This island of New Guinea is split between the country of Papua New Guinea (PNG) in the east and the Indonesian province of Papua in the west. It now contains the largest tract of primary tropical forest remaining in Asia Pacific. Vast areas of forest continue to support harpy eagles, the great flightless cassowaries, cuscus and the astonishing birds of paradise. This relatively small island covers less than 0.5% of the Earth’s landmass but shelters 6-8% of the world’s species. Over two-thirds of these species are not found anywhere else on earth.
Despite its remote location, New Guinea’s natural habitats are being lost. The island’s forests are facing serious threats, including logging, mining, wildlife trade and conversion to agriculture, particularly palm oil. New Guinea is just on the cusp of major deforestation and aerial photographs are starting to show a patchwork of conversion to palm oil and other crops.
The threat to New Guinea's forest
The removal of natural forest cover poses the most significant threat to New Guinea’s forest and their biodiversity. Industrial logging is to blame for much of this degradation and loss with almost 21 million hectares of forest in PNG alone included in existing or proposed logging concessions. Clearance of forest for palm oil and the development of open cast mines pose further threats to the maintenance of the New Guinea’s forests and rivers and the wellbeing of people dependent upon them.
In PNG between 1972 and 2002, independent studies have shown that 24% of rainforests were cleared or degraded through logging or subsistence agriculture.
With population expected to double in the next 30 years, the pressure will only increase as the search for fuel wood, building timbers and land for shifting cultivation extends into primary forest areas.
The solution for New Guinea's forest
It’s vital that New Guinea’s forests are managed in a way that ensures they’ll continue to sustain economic and social development – and support the island’s fabulous wildlife. If we’re to safeguard this ‘final frontier’, it’ll require active partnerships between New Guinea’s communities and a wide range of stakeholders.
WWF continues to work alongside other organisations towards better long-term planning for New Guinea. This includes improved communications between governments, local communities, non-government organisations and companies working towards a representative system of protected areas and sustainably managed areas, which complements New Guinea’s customary land ownership. This system should not only be supported by governments, but sustainably financed through operating permits issued to responsible resource industries.

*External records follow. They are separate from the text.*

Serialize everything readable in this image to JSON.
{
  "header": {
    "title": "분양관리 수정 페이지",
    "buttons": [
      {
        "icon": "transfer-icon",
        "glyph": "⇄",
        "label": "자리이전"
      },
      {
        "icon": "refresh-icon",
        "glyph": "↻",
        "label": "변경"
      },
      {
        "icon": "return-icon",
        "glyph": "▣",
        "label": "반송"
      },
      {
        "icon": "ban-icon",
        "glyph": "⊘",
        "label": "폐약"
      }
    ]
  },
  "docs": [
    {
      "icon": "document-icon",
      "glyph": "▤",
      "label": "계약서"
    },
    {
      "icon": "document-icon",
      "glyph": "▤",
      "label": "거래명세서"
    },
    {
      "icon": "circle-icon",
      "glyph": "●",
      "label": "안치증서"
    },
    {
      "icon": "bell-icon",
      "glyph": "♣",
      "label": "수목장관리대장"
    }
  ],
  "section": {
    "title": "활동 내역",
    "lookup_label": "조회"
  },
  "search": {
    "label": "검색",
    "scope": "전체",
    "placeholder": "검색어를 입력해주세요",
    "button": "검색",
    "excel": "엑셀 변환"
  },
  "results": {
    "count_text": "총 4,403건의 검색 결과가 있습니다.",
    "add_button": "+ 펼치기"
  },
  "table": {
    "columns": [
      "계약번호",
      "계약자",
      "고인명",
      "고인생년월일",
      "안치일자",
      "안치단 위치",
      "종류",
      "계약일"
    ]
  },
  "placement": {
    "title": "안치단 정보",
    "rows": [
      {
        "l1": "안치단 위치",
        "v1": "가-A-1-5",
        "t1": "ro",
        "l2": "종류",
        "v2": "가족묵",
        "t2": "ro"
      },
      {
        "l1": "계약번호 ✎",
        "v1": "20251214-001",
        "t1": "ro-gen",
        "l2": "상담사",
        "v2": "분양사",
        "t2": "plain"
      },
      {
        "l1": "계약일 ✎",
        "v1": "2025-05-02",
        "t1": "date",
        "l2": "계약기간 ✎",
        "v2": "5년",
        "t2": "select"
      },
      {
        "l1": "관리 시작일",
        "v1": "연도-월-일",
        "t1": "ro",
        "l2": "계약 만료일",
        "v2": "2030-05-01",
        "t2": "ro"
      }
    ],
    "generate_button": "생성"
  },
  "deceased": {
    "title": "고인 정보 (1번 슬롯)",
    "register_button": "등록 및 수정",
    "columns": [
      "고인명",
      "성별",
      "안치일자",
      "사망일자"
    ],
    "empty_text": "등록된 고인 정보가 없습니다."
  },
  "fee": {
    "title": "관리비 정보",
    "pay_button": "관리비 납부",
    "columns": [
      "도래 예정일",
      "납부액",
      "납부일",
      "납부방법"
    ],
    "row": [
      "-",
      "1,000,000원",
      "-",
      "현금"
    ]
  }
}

Opportunities exist through schemes that offer payment for environmental services. The crucial role of natural forests in the carbon cycle and the world’s climate is generally recognised, and planning is well advanced for schemes such as Reduced Emissions from Deforestation and Degradation (REDD) – which pays developing countries for the carbon they store in their natural forests. Biodiversity offsets and water catchment levies also have potential to help developing regions, like New Guinea, better manage the Earth’s last great natural habitats.